Diff-PCGS: physics-constrained gaussian splatting with diffusion denoising for fast sparse-view XFCT imaging.
Authors
Affiliations (2)
Affiliations (2)
- Department of Engineering Physics, Tsinghua University, No. 30 Shuangqing Road, Beijing, 100084, China.
- School of Biomedical Engineering, Air Force Medical University, 169 Changlexi Rd, Xi'an, Shaanxi, 710032, China.
Abstract
X-ray Fluorescence Computed Tomography (XFCT) enables element-specific and high-sensitivity imaging, offering distinct advantages in nanoparticle tracking and cancer diagnosis. However, current benchtop XFCT systems using polychromatic Xray sources suffer from prolonged acquisition times. While sparse-view acquisition strategy can accelerate scanning, they inevitably lead to image quality degradation due to data insufficiency.

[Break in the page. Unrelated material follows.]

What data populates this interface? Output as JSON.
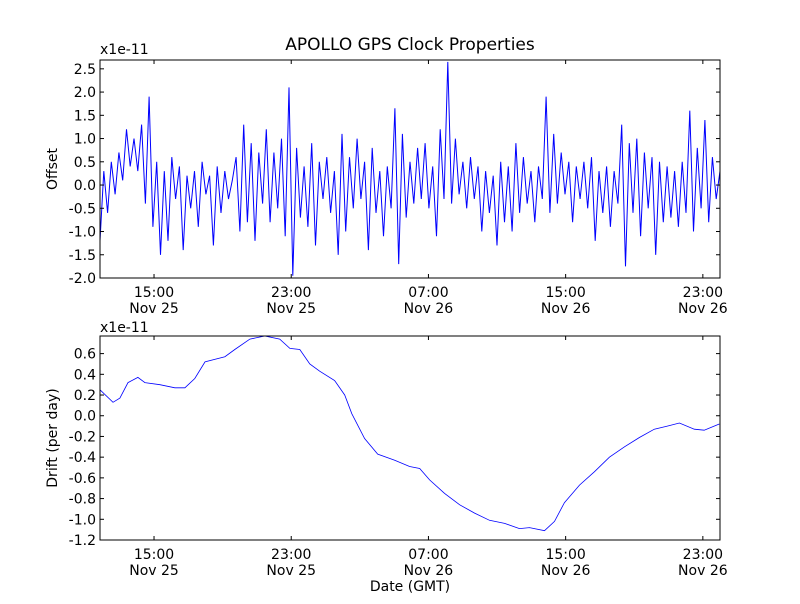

To address this challenge, we propose Diff-PCGS, a novel reconstruction framework that synergizes generative diffusion models with physics-constrained 3D Gaussian Splatting.First, we introduce a diffusion model in the projection domain to suppress noise while preserving structural information.Subsequently, an iterative 3D Gaussian Splatting reconstruction is performed on the denoised projections, incorporating constraints based on photon attenuation and propagation physics to enhance physical consistency and accuracy. Validation on both simulation data and phantom experiments demonstrates that Diff-PCGS maintains superior reconstruction quality when reducing the number of projection angles from 45 to 5, outperforming conventional iterative methods in image fidelity, noise robustness, and quantitative accuracy. The framework's practical utility is further confirmed through in vivo sparse-view imaging of orthotopic liver tumors in mice. In summary, this study presents an effective solution for high-fidelity fast XFCT imaging, enabling accurate element-specific imaging in practical scenarios.